Sebazungu is a 20-year-old young man and a student at his secondary school. His best subject is biology. He has seven siblings, four boys and three girls, who are all in school. His parents struggle to pay for the education of their children. One year ago, Sebazungu developed a painful swelling in his right inguinal (groin) region. His parents took him to hospital where he was diagnosed with a right inguinal scrotal hernia, a condition where part of his intestine is protruding through his inner groin area. Surgery was advised, but his parents couldn't afford to pay for his treatment. The pain has intensified in the past two months. Sebazungu is now unable to lift heavy items. He also cannot sit and concentrate in class and sometimes he misses school. $249 will cover the costs of the surgery and care Sebazungu needs. After surgery, he hopes to go back to school and attend classes on a regular basis.

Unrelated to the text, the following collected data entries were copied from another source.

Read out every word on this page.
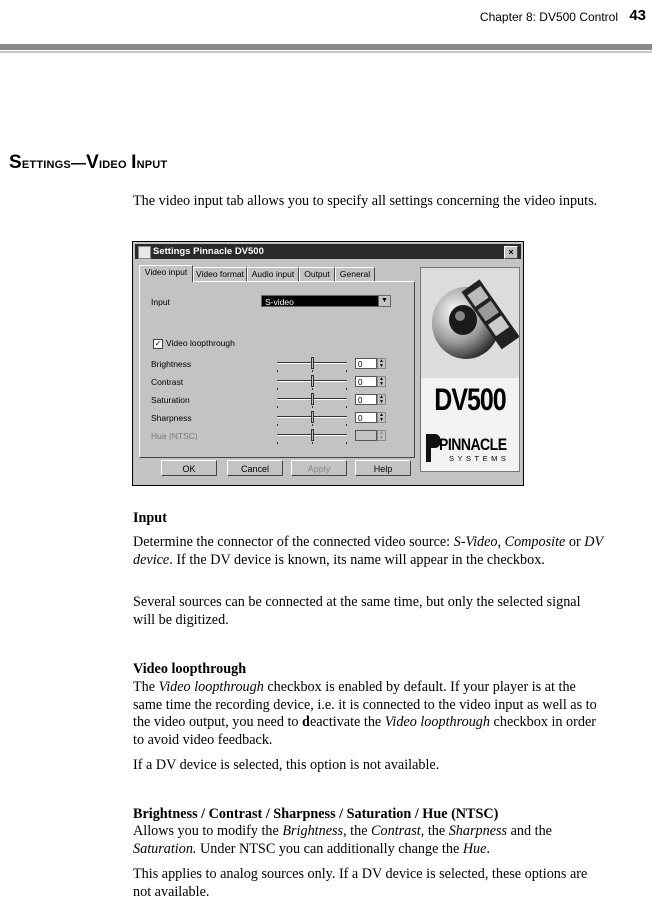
Chapter 8: DV500 Control 43
Settings—Video Input
The video input tab allows you to specify all settings concerning the video inputs.
Settings Pinnacle DV500	×
Video input	Video format Audio input	Output	General
Input	S-video	▼
✓ Video loopthrough
Brightness	0	▲
▼
Contrast	0	▲
▼
Saturation	0	▲
▼
Sharpness	0	▲
▼
Hue (NTSC)	▲
▼
OK	Cancel	Apply	Help
DV500
PINNACLE
SYSTEMS
Input
Determine the connector of the connected video source: S-Video, Composite or DV device. If the DV device is known, its name will appear in the checkbox.
Several sources can be connected at the same time, but only the selected signal will be digitized.
Video loopthrough
The Video loopthrough checkbox is enabled by default. If your player is at the same time the recording device, i.e. it is connected to the video input as well as to the video output, you need to deactivate the Video loopthrough checkbox in order to avoid video feedback.
If a DV device is selected, this option is not available.
Brightness / Contrast / Sharpness / Saturation / Hue (NTSC)
Allows you to modify the Brightness, the Contrast, the Sharpness and the Saturation. Under NTSC you can additionally change the Hue.
This applies to analog sources only. If a DV device is selected, these options are not available.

Meet Beata, a four-year-old girl from Uganda who lives with her grandmother, aunts, and uncles. “Beata has malnutrition, which has caused short-term impacts of skin sores and lethargy,” our medical partner, the Kellermann Foundation explains. “If not treated, long-term impacts could include stunting and impaired cognitive development. “Beata enjoys skipping rope and playing ball with other children in her village, when she is feeling good,” the Kellermann Foundation adds. “Her grandmother, Candida, is a widow and works as a subsistence farmer growing food for her family and a little extra to sell in the market. She still has older children in school and the fees are expensive, so she was very worried about the costs of coming to the hospital with Beata.” $375 will cover the cost of Beata’s treatment. “Since her malnutrition has been caught early, Beata should not suffer any long-term effects,” the Kellermann Foundation shares. “Please thank all the supporters for their help. I want her to be healthy and strong and go to school when she is older,” her grandmother said.